Ntvnews.id, Jakarta - Pengemudi ojek online (ojol) mengaku tak pernah diajak berdiskusi oleh pihak aplikator untuk menentukan argo atau promo hemat. Ini membuat para pengemudi ojol merasa telah dijadikan sapi perah selama 10 tahun. Bahkan, menurut perhitungan mereka, para pengemudi ojol rugi Rp12 ribu per 10 kilometer.
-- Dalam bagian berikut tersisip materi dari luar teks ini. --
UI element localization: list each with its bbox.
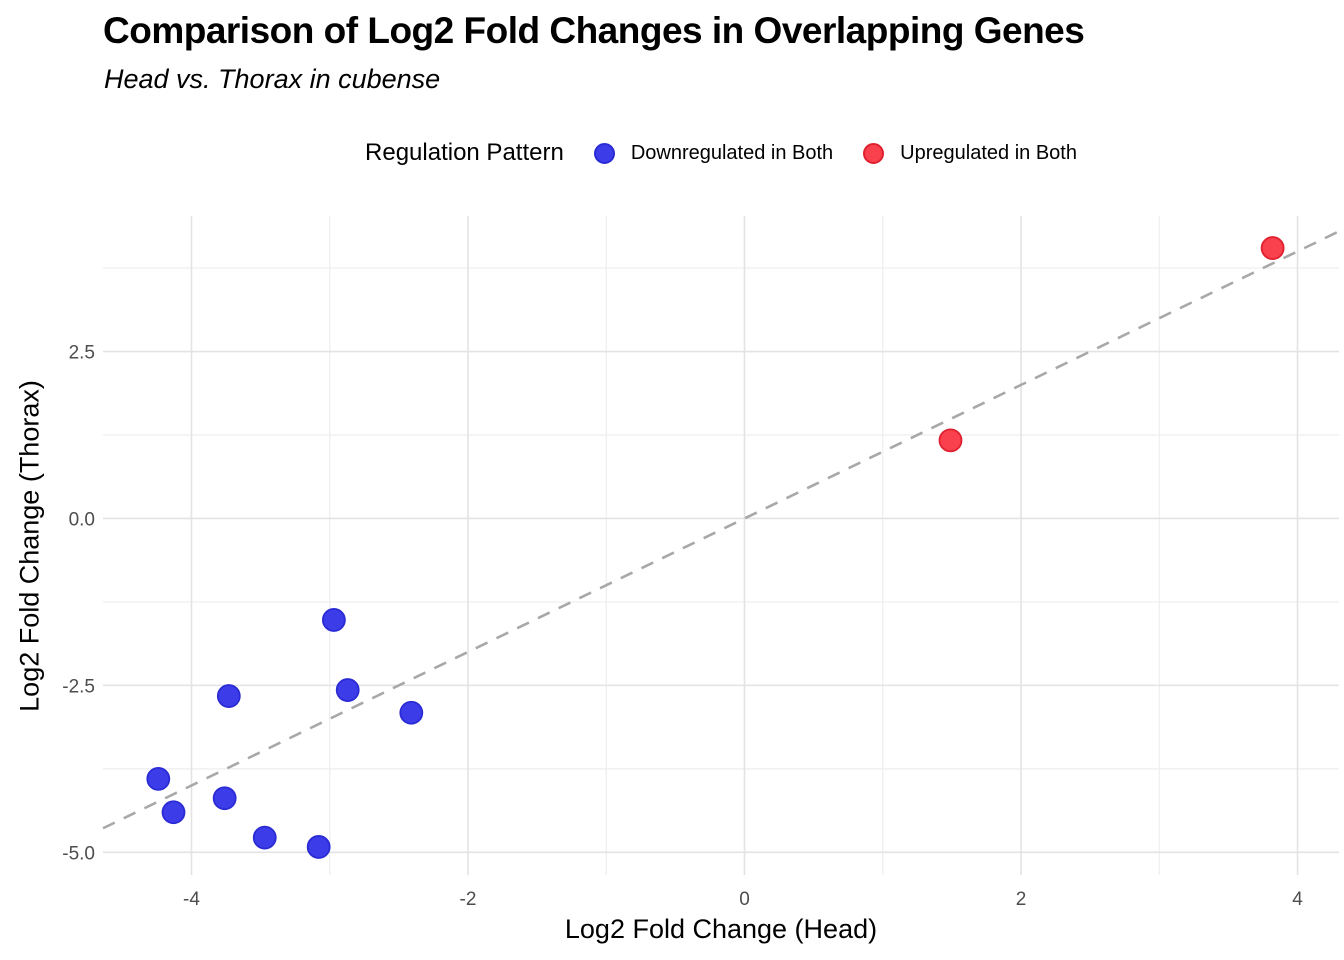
data-point bbox=[399, 700, 424, 725]
data-point bbox=[212, 786, 237, 811]
chart-title: Comparison of Log2 Fold Changes in Overl… bbox=[103, 10, 1085, 51]
y-tick-label: -2.5 bbox=[62, 676, 95, 697]
legend-item-label: Upregulated in Both bbox=[900, 141, 1077, 164]
legend-title: Regulation Pattern bbox=[365, 139, 564, 166]
data-point bbox=[161, 800, 186, 825]
y-tick-label: 2.5 bbox=[69, 343, 95, 364]
axis-tick-labels: -4 -2 0 2 4 -5.0 -2.5 0.0 2.5 bbox=[62, 343, 1303, 910]
chart-subtitle: Head vs. Thorax in cubense bbox=[104, 64, 441, 94]
y-tick-label: -5.0 bbox=[62, 843, 95, 864]
legend-item-label: Downregulated in Both bbox=[630, 141, 834, 164]
data-point bbox=[306, 835, 331, 859]
upregulated-swatch-icon bbox=[863, 142, 885, 164]
major-gridlines bbox=[103, 216, 1339, 875]
y-tick-label: 0.0 bbox=[69, 509, 95, 530]
data-point bbox=[335, 678, 360, 702]
data-point bbox=[1260, 236, 1285, 260]
series-downregulated-in-both bbox=[146, 608, 424, 859]
legend-item-downregulated: Downregulated in Both bbox=[593, 141, 834, 165]
x-axis-title: Log2 Fold Change (Head) bbox=[564, 914, 878, 944]
data-point bbox=[938, 428, 963, 453]
data-point bbox=[321, 608, 346, 632]
downregulated-swatch-icon bbox=[593, 142, 615, 164]
x-tick-label: 4 bbox=[1292, 889, 1303, 910]
x-tick-label: -4 bbox=[183, 889, 200, 910]
minor-gridlines bbox=[103, 216, 1339, 875]
data-point bbox=[146, 766, 171, 791]
identity-reference-line bbox=[102, 230, 1340, 830]
data-point bbox=[216, 684, 241, 708]
legend: Regulation Pattern Downregulated in Both… bbox=[98, 131, 1344, 175]
legend-item-upregulated: Upregulated in Both bbox=[863, 142, 1077, 165]
x-tick-label: 2 bbox=[1016, 889, 1027, 910]
x-tick-label: -2 bbox=[460, 889, 477, 910]
series-upregulated-in-both bbox=[938, 236, 1285, 453]
y-axis-title: Log2 Fold Change (Thorax) bbox=[14, 380, 45, 712]
x-tick-label: 0 bbox=[739, 889, 750, 910]
data-point bbox=[252, 825, 277, 850]
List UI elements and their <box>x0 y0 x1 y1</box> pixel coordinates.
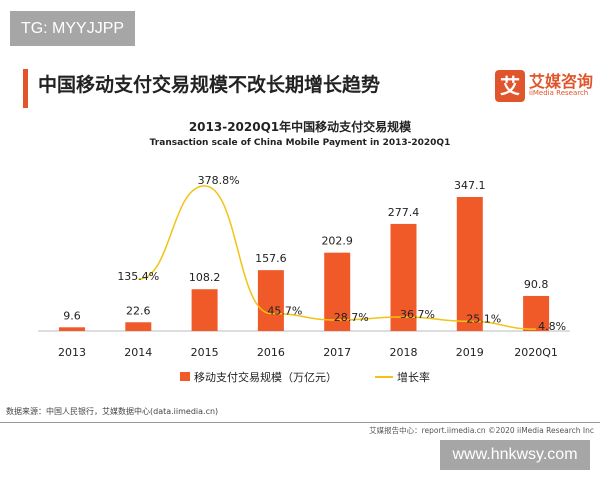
x-tick-label: 2017 <box>323 346 351 359</box>
line-label: 45.7% <box>267 304 302 317</box>
bar <box>324 252 351 331</box>
source-note: 数据来源：中国人民银行，艾媒数据中心(data.iimedia.cn) <box>6 407 219 416</box>
bar <box>191 289 218 331</box>
bar-label: 22.6 <box>126 304 151 317</box>
watermark-top: TG: MYYJJPP <box>10 11 135 46</box>
line-label: 135.4% <box>117 270 159 283</box>
legend-line-label: 增长率 <box>397 370 430 384</box>
headline: 中国移动支付交易规模不改长期增长趋势 <box>38 74 381 96</box>
x-tick-label: 2016 <box>257 346 285 359</box>
bar-label: 108.2 <box>189 271 221 284</box>
logo-cn: 艾媒咨询 <box>529 72 594 91</box>
x-tick-label: 2014 <box>124 346 152 359</box>
growth-line <box>138 185 537 330</box>
bar <box>59 327 85 331</box>
chart: 9.6 2013 22.6 2014 108.2 2015 157.6 2016 202.9 20… <box>38 174 570 384</box>
line-label: 36.7% <box>400 308 435 321</box>
line-label: 28.7% <box>334 311 369 324</box>
divider <box>0 422 600 423</box>
line-label: 378.8% <box>198 174 240 187</box>
line-label: 4.8% <box>538 320 566 333</box>
bar-label: 202.9 <box>321 235 353 248</box>
chart-subtitle: Transaction scale of China Mobile Paymen… <box>149 138 451 148</box>
logo-icon: 艾 <box>495 70 525 102</box>
headline-accent-bar <box>23 69 28 108</box>
bar <box>456 197 483 331</box>
logo-en: iiMedia Research <box>529 89 589 97</box>
bar <box>257 270 284 331</box>
footer: 艾媒报告中心：report.iimedia.cn ©2020 iiMedia R… <box>369 426 594 435</box>
x-tick-label: 2015 <box>191 346 219 359</box>
x-tick-label: 2013 <box>58 346 86 359</box>
line-label: 25.1% <box>466 312 501 325</box>
watermark-bottom: www.hnkwsy.com <box>440 440 590 470</box>
bar-label: 9.6 <box>63 309 81 322</box>
x-tick-label: 2020Q1 <box>514 346 558 359</box>
x-tick-label: 2019 <box>456 346 484 359</box>
x-tick-label: 2018 <box>390 346 418 359</box>
bar-label: 277.4 <box>388 206 420 219</box>
bar <box>390 223 417 331</box>
bar-label: 347.1 <box>454 179 486 192</box>
chart-title: 2013-2020Q1年中国移动支付交易规模 <box>188 120 412 134</box>
bar <box>523 295 550 331</box>
bar-label: 90.8 <box>524 278 549 291</box>
legend-bar-label: 移动支付交易规模（万亿元） <box>194 370 337 384</box>
bar-label: 157.6 <box>255 252 287 265</box>
legend-bar-swatch <box>180 372 190 381</box>
bar <box>125 322 152 331</box>
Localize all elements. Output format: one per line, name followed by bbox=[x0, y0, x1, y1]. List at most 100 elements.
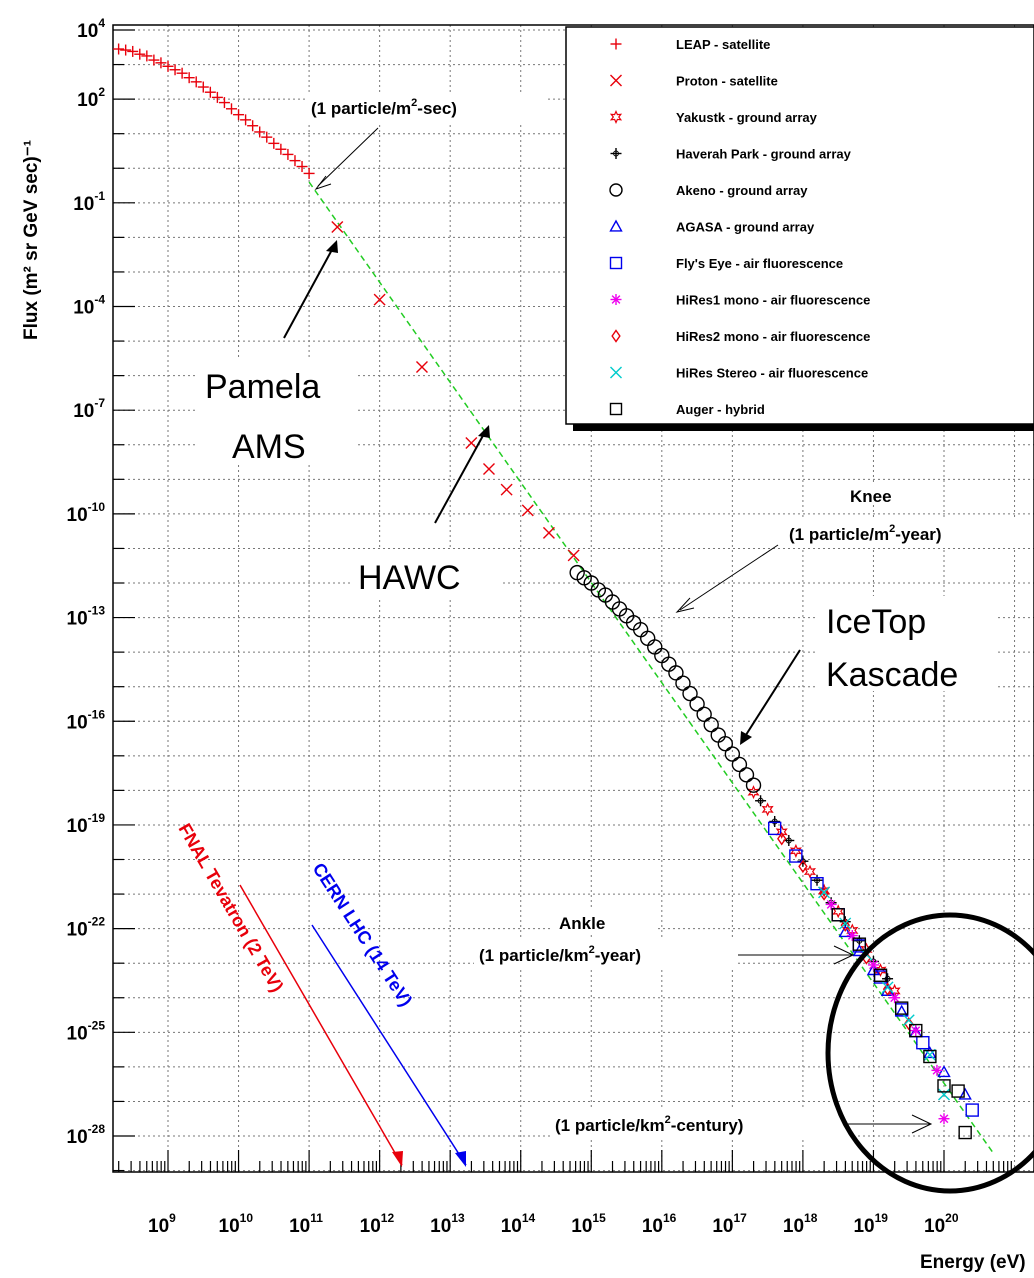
pamela-arrowhead bbox=[326, 240, 338, 253]
data-point-c bbox=[668, 665, 684, 681]
data-point bbox=[521, 504, 534, 517]
ankle-rate-label: (1 particle/km2-year) bbox=[479, 944, 641, 965]
data-point bbox=[675, 675, 691, 691]
x-tick-exp: 17 bbox=[734, 1211, 748, 1225]
data-point bbox=[958, 1125, 972, 1140]
data-point-b bbox=[482, 462, 495, 475]
ankle-bg bbox=[552, 910, 657, 934]
one-m2-sec-arrowhead bbox=[314, 175, 332, 190]
legend-marker bbox=[610, 366, 622, 379]
x-tick-base: 10 bbox=[712, 1216, 733, 1237]
data-point-d bbox=[819, 887, 829, 901]
y-tick-label: 10-19 bbox=[67, 811, 106, 837]
data-point bbox=[465, 437, 478, 450]
data-point bbox=[958, 1087, 972, 1100]
ams-label: AMS bbox=[232, 428, 306, 466]
data-point-b bbox=[938, 1088, 950, 1101]
data-point bbox=[331, 221, 344, 234]
data-point-r bbox=[909, 1023, 923, 1038]
data-markers bbox=[113, 43, 979, 1140]
data-point bbox=[542, 526, 555, 539]
y-tick-exp: -25 bbox=[88, 1018, 106, 1032]
data-point-r bbox=[810, 876, 824, 891]
axis-labels: 10410210-110-410-710-1010-1310-1610-1910… bbox=[67, 16, 959, 1237]
y-tick-label: 10-10 bbox=[67, 500, 106, 526]
century-bg bbox=[550, 1110, 850, 1138]
legend-label: HiRes1 mono - air fluorescence bbox=[676, 293, 870, 308]
y-tick-base: 10 bbox=[67, 1127, 88, 1148]
data-point-c bbox=[785, 837, 792, 844]
x-tick-base: 10 bbox=[924, 1216, 945, 1237]
data-point bbox=[268, 137, 280, 149]
x-tick-label: 1013 bbox=[430, 1211, 465, 1237]
legend-marker bbox=[609, 256, 623, 270]
data-point-b bbox=[902, 1014, 915, 1027]
data-point-r bbox=[852, 937, 867, 951]
x-tick-label: 1014 bbox=[501, 1211, 536, 1237]
legend: LEAP - satellite Proton - satellite Yakust… bbox=[565, 26, 1034, 431]
data-point bbox=[211, 91, 223, 103]
data-point-b bbox=[567, 549, 580, 562]
data-point-c bbox=[757, 797, 764, 804]
data-point bbox=[951, 1084, 965, 1098]
data-point-s bbox=[761, 802, 774, 817]
data-point bbox=[731, 756, 748, 773]
data-point bbox=[640, 630, 656, 646]
data-point-c bbox=[696, 706, 712, 723]
y-tick-exp: -16 bbox=[88, 707, 106, 721]
data-point-t bbox=[958, 1087, 972, 1100]
data-point-b bbox=[839, 917, 852, 930]
data-point bbox=[661, 656, 677, 672]
x-tick-label: 1019 bbox=[853, 1211, 888, 1237]
x-tick-base: 10 bbox=[219, 1216, 240, 1237]
data-point bbox=[162, 60, 174, 72]
y-tick-exp: -1 bbox=[94, 189, 105, 203]
fnal-arrow-head bbox=[392, 1151, 403, 1167]
data-point bbox=[873, 968, 888, 982]
data-point bbox=[296, 161, 308, 173]
data-point-c bbox=[689, 696, 705, 712]
y-tick-base: 10 bbox=[67, 1023, 88, 1044]
data-point bbox=[247, 120, 259, 132]
legend-marker-r bbox=[609, 402, 623, 416]
knee-label: Knee bbox=[850, 487, 892, 506]
data-point bbox=[703, 717, 719, 733]
data-point bbox=[482, 462, 495, 475]
data-point bbox=[113, 43, 125, 55]
x-tick-base: 10 bbox=[642, 1216, 663, 1237]
data-point bbox=[767, 821, 782, 836]
knee-bg bbox=[846, 483, 896, 505]
x-tick-base: 10 bbox=[571, 1216, 592, 1237]
data-point-b bbox=[465, 437, 478, 450]
data-point bbox=[909, 1023, 923, 1038]
data-point-r bbox=[873, 968, 888, 982]
y-tick-base: 10 bbox=[67, 816, 88, 837]
data-point-b bbox=[521, 504, 534, 517]
data-point bbox=[938, 1088, 950, 1101]
data-point-r bbox=[831, 908, 845, 922]
data-point-r bbox=[937, 1079, 951, 1093]
data-point bbox=[710, 727, 726, 743]
pamela-arrow bbox=[283, 245, 335, 339]
legend-label: Fly's Eye - air fluorescence bbox=[676, 256, 843, 271]
data-point bbox=[415, 360, 428, 373]
data-point-c bbox=[640, 630, 656, 646]
data-point bbox=[867, 959, 879, 971]
data-point-b bbox=[415, 360, 428, 373]
data-point bbox=[127, 45, 139, 57]
data-point-c bbox=[884, 975, 891, 982]
x-tick-exp: 18 bbox=[804, 1211, 818, 1225]
data-point bbox=[745, 777, 762, 793]
knee-arrowhead bbox=[675, 597, 695, 613]
legend-marker bbox=[610, 38, 622, 50]
data-point bbox=[819, 887, 829, 901]
data-point bbox=[840, 918, 850, 932]
data-point bbox=[141, 50, 153, 62]
data-point bbox=[811, 874, 823, 886]
kascade-label: Kascade bbox=[826, 656, 958, 694]
data-point-c bbox=[799, 858, 806, 865]
data-point bbox=[689, 696, 705, 712]
data-point bbox=[567, 549, 580, 562]
data-point bbox=[937, 1065, 951, 1078]
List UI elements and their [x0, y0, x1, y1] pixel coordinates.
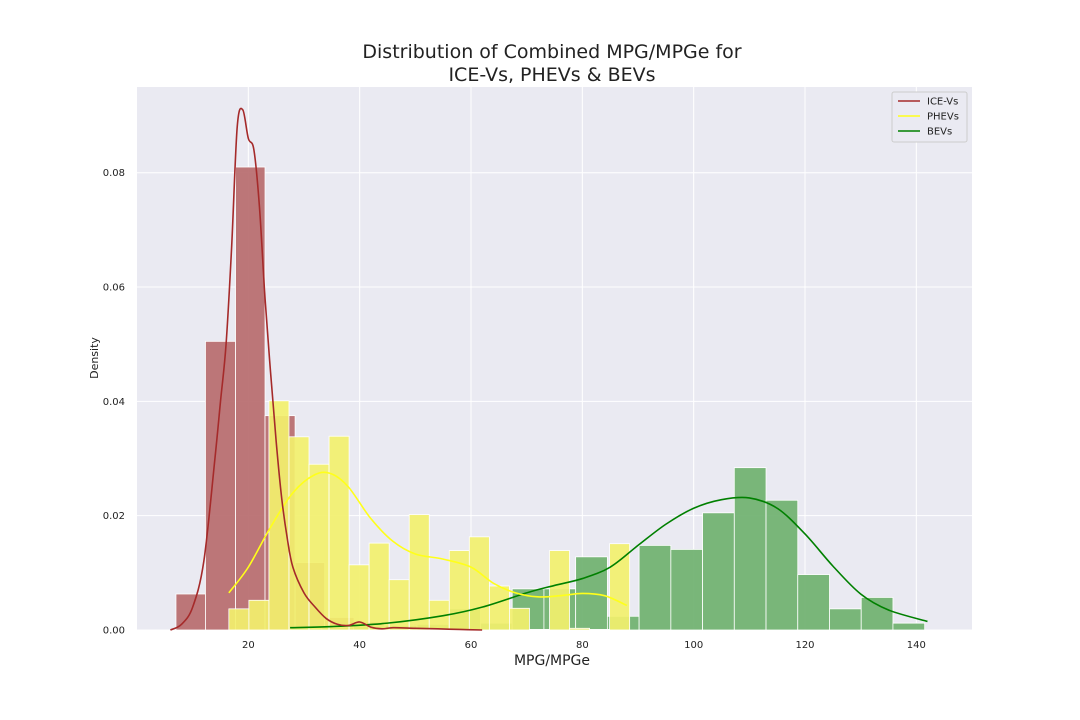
- bar-phevs: [529, 629, 550, 631]
- bar-phevs: [509, 607, 530, 631]
- bar-phevs: [609, 543, 631, 631]
- y-tick-label: 0.00: [103, 626, 125, 637]
- bar-phevs: [228, 608, 250, 631]
- bar-bevs: [829, 608, 862, 631]
- y-axis-label: Density: [88, 337, 101, 379]
- y-tick-label: 0.08: [103, 168, 125, 179]
- bar-bevs: [797, 574, 830, 631]
- bar-phevs: [468, 536, 490, 631]
- y-tick-label: 0.04: [103, 397, 125, 408]
- bar-phevs: [308, 463, 330, 631]
- bar-phevs: [328, 435, 350, 631]
- bar-bevs: [670, 549, 703, 631]
- x-tick-label: 40: [353, 640, 366, 651]
- bar-phevs: [368, 542, 390, 631]
- kde-line-bevs: [290, 496, 928, 629]
- bar-bevs: [638, 545, 672, 631]
- bar-phevs: [549, 550, 570, 631]
- x-axis-label: MPG/MPGe: [514, 653, 590, 669]
- legend-box: [891, 91, 968, 143]
- chart-title-line1: Distribution of Combined MPG/MPGe for: [362, 41, 741, 63]
- y-tick-label: 0.02: [103, 511, 125, 522]
- bar-bevs: [733, 467, 767, 631]
- legend-label-phevs: PHEVs: [927, 112, 959, 123]
- bar-phevs: [589, 629, 611, 631]
- legend-label-ice-vs: ICE-Vs: [927, 97, 958, 108]
- bar-ice-vs: [205, 340, 236, 631]
- x-tick-label: 60: [465, 640, 478, 651]
- x-tick-label: 100: [684, 640, 703, 651]
- bar-bevs: [702, 512, 735, 631]
- bar-bevs: [860, 597, 894, 631]
- kde-line-ice-vs: [170, 107, 483, 631]
- bar-bevs: [765, 499, 799, 631]
- bar-phevs: [569, 627, 590, 631]
- bar-bevs: [892, 622, 926, 631]
- x-tick-label: 80: [576, 640, 589, 651]
- bar-phevs: [248, 599, 270, 631]
- x-tick-label: 20: [242, 640, 255, 651]
- bar-phevs: [488, 585, 510, 631]
- y-tick-label: 0.06: [103, 283, 125, 294]
- x-tick-label: 120: [795, 640, 814, 651]
- bar-ice-vs: [235, 166, 266, 631]
- kde-lines: [170, 107, 928, 631]
- bar-phevs: [348, 564, 370, 631]
- chart-title-line2: ICE-Vs, PHEVs & BEVs: [448, 64, 655, 86]
- bar-phevs: [408, 514, 430, 631]
- bar-phevs: [268, 400, 290, 631]
- x-tick-label: 140: [907, 640, 926, 651]
- legend-label-bevs: BEVs: [927, 127, 952, 138]
- legend: ICE-Vs PHEVs BEVs: [891, 91, 968, 143]
- axis-ticks: 20 40 60 80 100 120 140 0.00 0.02 0.04 0.06 0.08: [103, 168, 926, 651]
- kde-line-phevs: [228, 471, 628, 607]
- bar-phevs: [288, 436, 310, 631]
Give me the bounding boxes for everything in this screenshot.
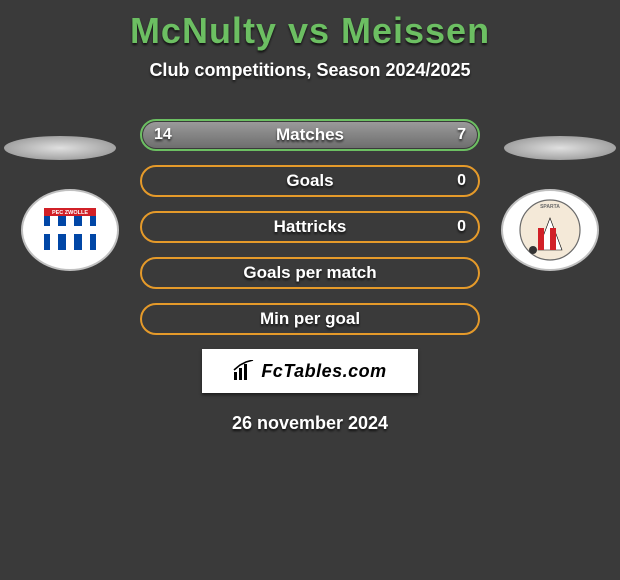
stat-row: 0Hattricks bbox=[140, 211, 480, 243]
brand-badge[interactable]: FcTables.com bbox=[202, 349, 418, 393]
stat-value-right: 0 bbox=[457, 211, 466, 243]
brand-chart-icon bbox=[233, 360, 255, 382]
stat-border bbox=[140, 165, 480, 197]
stat-border bbox=[140, 211, 480, 243]
date-text: 26 november 2024 bbox=[0, 413, 620, 434]
page-title: McNulty vs Meissen bbox=[0, 10, 620, 52]
brand-text: FcTables.com bbox=[261, 361, 386, 382]
stat-value-right: 7 bbox=[457, 119, 466, 151]
subtitle: Club competitions, Season 2024/2025 bbox=[0, 60, 620, 81]
bar-left bbox=[143, 122, 366, 148]
stat-row: Min per goal bbox=[140, 303, 480, 335]
stat-border bbox=[140, 257, 480, 289]
stat-value-left: 14 bbox=[154, 119, 172, 151]
stat-border bbox=[140, 303, 480, 335]
stat-value-right: 0 bbox=[457, 165, 466, 197]
stat-row: 147Matches bbox=[140, 119, 480, 151]
stat-area: 147Matches0Goals0HattricksGoals per matc… bbox=[0, 119, 620, 335]
stat-row: Goals per match bbox=[140, 257, 480, 289]
stat-row: 0Goals bbox=[140, 165, 480, 197]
"Yang saat ini terjadi, mereka suka-suka dengan menyebut paket hematnya mereka. Sehemat-hemat mungkin, tapi mereka tidak pernah mau bantu kita untuk mengatasi keuangan kita," ujar perwakilan Kelompok Korban Aplikator Ade Armansyah, saat rapat dengan Komisi V DPR RI di kompleks parlemen, Senayan, Jakarta, Rabu, 21 Mei 2025.
"Jadi, kami merasa saat ini kami dijadikan sapi perah sama mereka selama kurang lebih 10 tahun," sambungnya.
Ia melanjutkan, aplikator atau penyedia jasa tak pernah mau melihat dan menghitung biaya yang dikeluarkan pengemudi ojol saat bekerja, tak terkecuali bensin. Di sisi lain, para pengemudi ojol pun tidak tahu dasar perhitungan yang digunakan aplikator untuk menentukan argo hemat.
"Dasarnya apa sampai mereka harus tetapkan argo Rp3.300. Jadi, kalau seandainya mereka bisa mau diskusi saja dan membuka ruang itu untuk bicara, mungkin enggak sepanjang ini (permasalahannya)," tuturnya.
Ia juga merasa aturan pemerintah yang telah dikeluarkan sejauh ini tidak dijalankan dengan baik. Pihaknya ingin ada keadilan antara aplikator dan ojol, yakni saling untung sekitar 10 persen dari setiap layanan.
"Makanya, kami minta sama mereka kalau mereka mau untung 10 persen, kami pun juga harus untung 10 persen. Karena dari hitungan kami, per 10 km itu kami rugi kurang lebih Rp12 ribu per 10 km. Jadi kalau mereka boleh untung 20 persen, masa kami tidak boleh untung 10 persen," tuturnya.
Sebelumnya, pengemudi ojol berunjuk rasa di sejumlah wilayah di Indonesia, termasuk di Jakarta, Selasa, 20 Mei 2025. Mereka menuntut kenaikan tarif antarpenumpang, kehadiran regulasi makanan dan barang roda dua, ketentuan bersih tarif roda empat, dan kehadiran undang-undang transportasi online Indonesia.